Depois de uma hora e meia me levantei sentindo fome. Fui até a cozinha preparando sanduíches com molho e tudo. No momento que tirei eles do forno, as luzes se apagaram e o aquecedor fez um barulho alto, desligando em seguida.

Não demorei para ouvir os passos da escada. Acendi a lanterna, iluminando Marley que vinha quase correndo em minha direção.

- Medo de escuro? - ela sorriu, timidamente - Senta aqui, fiz lanche.

Ela se sentou no banquinho, perto de mim encolhendo as pernas sobre o acento. Sorri, colocando o sanduíche na sua frente.

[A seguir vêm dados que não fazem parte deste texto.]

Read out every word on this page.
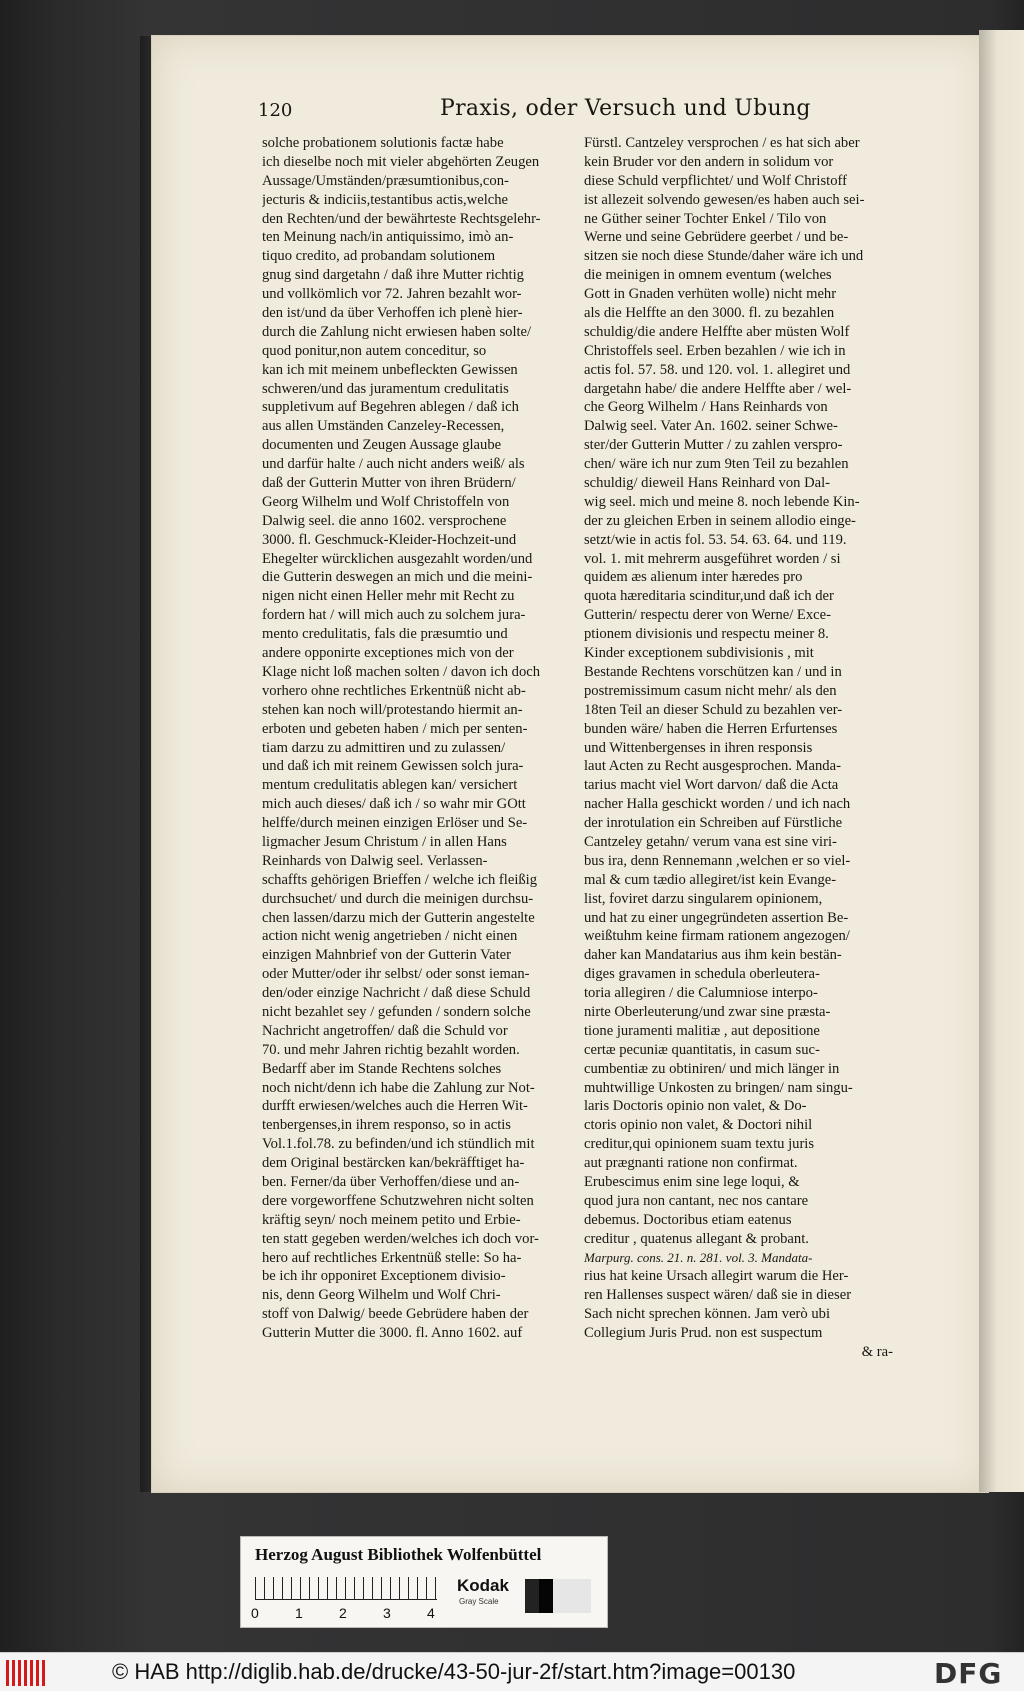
120	Praxis, oder Versuch und Ubung
solche probationem solutionis factæ habe
ich dieselbe noch mit vieler abgehörten Zeugen
Aussage/Umständen/præsumtionibus,con-
jecturis & indiciis,testantibus actis,welche
den Rechten/und der bewährteste Rechtsgelehr-
ten Meinung nach/in antiquissimo, imò an-
tiquo credito, ad probandam solutionem
gnug sind dargetahn / daß ihre Mutter richtig
und vollkömlich vor 72. Jahren bezahlt wor-
den ist/und da über Verhoffen ich plenè hier-
durch die Zahlung nicht erwiesen haben solte/
quod ponitur,non autem conceditur, so
kan ich mit meinem unbefleckten Gewissen
schweren/und das juramentum credulitatis
suppletivum auf Begehren ablegen / daß ich
aus allen Umständen Canzeley-Recessen,
documenten und Zeugen Aussage glaube
und darfür halte / auch nicht anders weiß/ als
daß der Gutterin Mutter von ihren Brüdern/
Georg Wilhelm und Wolf Christoffeln von
Dalwig seel. die anno 1602. versprochene
3000. fl. Geschmuck-Kleider-Hochzeit-und
Ehegelter würcklichen ausgezahlt worden/und
die Gutterin deswegen an mich und die meini-
nigen nicht einen Heller mehr mit Recht zu
fordern hat / will mich auch zu solchem jura-
mento credulitatis, fals die præsumtio und
andere opponirte exceptiones mich von der
Klage nicht loß machen solten / davon ich doch
vorhero ohne rechtliches Erkentnüß nicht ab-
stehen kan noch will/protestando hiermit an-
erboten und gebeten haben / mich per senten-
tiam darzu zu admittiren und zu zulassen/
und daß ich mit reinem Gewissen solch jura-
mentum credulitatis ablegen kan/ versichert
mich auch dieses/ daß ich / so wahr mir GOtt
helffe/durch meinen einzigen Erlöser und Se-
ligmacher Jesum Christum / in allen Hans
Reinhards von Dalwig seel. Verlassen-
schaffts gehörigen Brieffen / welche ich fleißig
durchsuchet/ und durch die meinigen durchsu-
chen lassen/darzu mich der Gutterin angestelte
action nicht wenig angetrieben / nicht einen
einzigen Mahnbrief von der Gutterin Vater
oder Mutter/oder ihr selbst/ oder sonst ieman-
den/oder einzige Nachricht / daß diese Schuld
nicht bezahlet sey / gefunden / sondern solche
Nachricht angetroffen/ daß die Schuld vor
70. und mehr Jahren richtig bezahlt worden.
Bedarff aber im Stande Rechtens solches
noch nicht/denn ich habe die Zahlung zur Not-
durfft erwiesen/welches auch die Herren Wit-
tenbergenses,in ihrem responso, so in actis
Vol.1.fol.78. zu befinden/und ich stündlich mit
dem Original bestärcken kan/bekräfftiget ha-
ben. Ferner/da über Verhoffen/diese und an-
dere vorgeworffene Schutzwehren nicht solten
kräftig seyn/ noch meinem petito und Erbie-
ten statt gegeben werden/welches ich doch vor-
hero auf rechtliches Erkentnüß stelle: So ha-
be ich ihr opponiret Exceptionem divisio-
nis, denn Georg Wilhelm und Wolf Chri-
stoff von Dalwig/ beede Gebrüdere haben der
Gutterin Mutter die 3000. fl. Anno 1602. auf
Fürstl. Cantzeley versprochen / es hat sich aber
kein Bruder vor den andern in solidum vor
diese Schuld verpflichtet/ und Wolf Christoff
ist allezeit solvendo gewesen/es haben auch sei-
ne Güther seiner Tochter Enkel / Tilo von
Werne und seine Gebrüdere geerbet / und be-
sitzen sie noch diese Stunde/daher wäre ich und
die meinigen in omnem eventum (welches
Gott in Gnaden verhüten wolle) nicht mehr
als die Helffte an den 3000. fl. zu bezahlen
schuldig/die andere Helffte aber müsten Wolf
Christoffels seel. Erben bezahlen / wie ich in
actis fol. 57. 58. und 120. vol. 1. allegiret und
dargetahn habe/ die andere Helffte aber / wel-
che Georg Wilhelm / Hans Reinhards von
Dalwig seel. Vater An. 1602. seiner Schwe-
ster/der Gutterin Mutter / zu zahlen verspro-
chen/ wäre ich nur zum 9ten Teil zu bezahlen
schuldig/ dieweil Hans Reinhard von Dal-
wig seel. mich und meine 8. noch lebende Kin-
der zu gleichen Erben in seinem allodio einge-
setzt/wie in actis fol. 53. 54. 63. 64. und 119.
vol. 1. mit mehrerm ausgeführet worden / si
quidem æs alienum inter hæredes pro
quota hæreditaria scinditur,und daß ich der
Gutterin/ respectu derer von Werne/ Exce-
ptionem divisionis und respectu meiner 8.
Kinder exceptionem subdivisionis , mit
Bestande Rechtens vorschützen kan / und in
postremissimum casum nicht mehr/ als den
18ten Teil an dieser Schuld zu bezahlen ver-
bunden wäre/ haben die Herren Erfurtenses
und Wittenbergenses in ihren responsis
laut Acten zu Recht ausgesprochen. Manda-
tarius macht viel Wort darvon/ daß die Acta
nacher Halla geschickt worden / und ich nach
der inrotulation ein Schreiben auf Fürstliche
Cantzeley getahn/ verum vana est sine viri-
bus ira, denn Rennemann ,welchen er so viel-
mal & cum tædio allegiret/ist kein Evange-
list, foviret darzu singularem opinionem,
und hat zu einer ungegründeten assertion Be-
weißtuhm keine firmam rationem angezogen/
daher kan Mandatarius aus ihm kein bestän-
diges gravamen in schedula oberleutera-
toria allegiren / die Calumniose interpo-
nirte Oberleuterung/und zwar sine præsta-
tione juramenti malitiæ , aut depositione
certæ pecuniæ quantitatis, in casum suc-
cumbentiæ zu obtiniren/ und mich länger in
muhtwillige Unkosten zu bringen/ nam singu-
laris Doctoris opinio non valet, & Do-
ctoris opinio non valet, & Doctori nihil
creditur,qui opinionem suam textu juris
aut prægnanti ratione non confirmat.
Erubescimus enim sine lege loqui, &
quod jura non cantant, nec nos cantare
debemus. Doctoribus etiam eatenus
creditur , quatenus allegant & probant.
Marpurg. cons. 21. n. 281. vol. 3. Mandata-
rius hat keine Ursach allegirt warum die Her-
ren Hallenses suspect wären/ daß sie in dieser
Sach nicht sprechen können. Jam verò ubi
Collegium Juris Prud. non est suspectum
& ra-
Herzog August Bibliothek Wolfenbüttel
0	1	2	3	4
Kodak
Gray Scale
© HAB http://diglib.hab.de/drucke/43-50-jur-2f/start.htm?image=00130	DFG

- Estava jogando? - perguntou.

- Não - sorri sem graça - Estava olhando o tempo.

- Sou uma péssima companhia, não é?! - neguei - Te larguei e fui para o quarto ler.

Deu uma mordida na comida, dizendo que ficou bom.

- Você lê o que?

- Romance e terror. São meus preferidos.

- Trouxe alguns livros? - concordou.

- Também gosta de ler? - anui, escondendo o fato de também escrever - Sabe que não está seguindo o roteiro, não é?!

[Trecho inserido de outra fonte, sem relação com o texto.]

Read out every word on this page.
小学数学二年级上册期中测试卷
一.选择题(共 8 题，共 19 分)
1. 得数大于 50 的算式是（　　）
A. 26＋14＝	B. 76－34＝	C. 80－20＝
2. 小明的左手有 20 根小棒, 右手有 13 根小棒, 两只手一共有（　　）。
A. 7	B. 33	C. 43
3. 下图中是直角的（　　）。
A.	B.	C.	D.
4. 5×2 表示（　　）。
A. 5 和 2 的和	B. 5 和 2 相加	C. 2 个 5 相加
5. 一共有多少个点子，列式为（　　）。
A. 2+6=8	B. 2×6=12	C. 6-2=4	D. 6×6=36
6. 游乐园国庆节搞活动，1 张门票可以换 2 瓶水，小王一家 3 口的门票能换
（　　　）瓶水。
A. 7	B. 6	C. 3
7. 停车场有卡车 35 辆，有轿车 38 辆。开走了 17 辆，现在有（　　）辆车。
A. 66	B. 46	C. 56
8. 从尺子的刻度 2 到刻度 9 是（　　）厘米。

Franzi o cenho, mastigando e engolindo.

- Você é o cara popular, que joga no time da escola. Tem que ser menos intelectual - gargalhei sendo seguido por ela.

- Está lendo romance demais, Marley - deu de ombros, desfazendo o sorriso devagar.

Terminamos de comer, juntando as coisas na pia. Assim que coloquei o último copo sobre o mármore preto meu celular tocou, o tirei da jaqueta que vestia vendo o nome "Tia Helen na tela", olhei o relógio que já marcava cinco da tarde.

- Oi, tia - Marley me olhou por cima do ombro.

- Adrian, como está aí?

- Sem energia - escutei seu lamento.

- Estamos no meio da estrada, o caminho está bloqueado. Tanto pela neve e por uma árvore velha que caiu do primeiro sopro de vento - pisquei um par de vezes - Os bombeiros não vão poder vir, a cidade está um caos por causa de um acidente.

- E agora? Como vão fazer?

- Eu e Marco vamos para um hotel e amanhã, quando a árvore for retirada nós voltamos para casa - assenti - Tem algumas lenhas no porão, pegue-as e acenda a lareira. Durma com Marley na sala de estar, pegue os cobertores também para não passarem frio. Tem sopa no congelador, esquente e coma no jantar.

Muita informação em poucos segundos.

- Tia mas... - ela me interrompeu, como se adivinhasse meus pensamentos.

- Sei que é véspera de natal mas, vamos comemorar amanhã. Tudo bem, querido? Qualquer coisa me ligue, por favor. Não importa a hora - suspirou - Cidade pequena com só um posto de bombeiro.

Resmungou a última parte fazendo-me sorrir.

- Olha aqui, Adrian - revirei os olhos quando ouvi a voz de Marco - Enquanto estava na fila de espera da emergência, pesquisei uma coisa bem interessante, o título era: Como matar de forma lenta e dolorosa o amigo que quer pegar sua irmã!

- Marco, para com isso! - Helen protestou, ouvi uns resmungados - Não ligue para ele, querido, quem tem que dar a benção sou eu!

- Mas...

- Tchau, Adrian. Juízo.

E desligou. Olhei para Marley colocando a mão na cintura.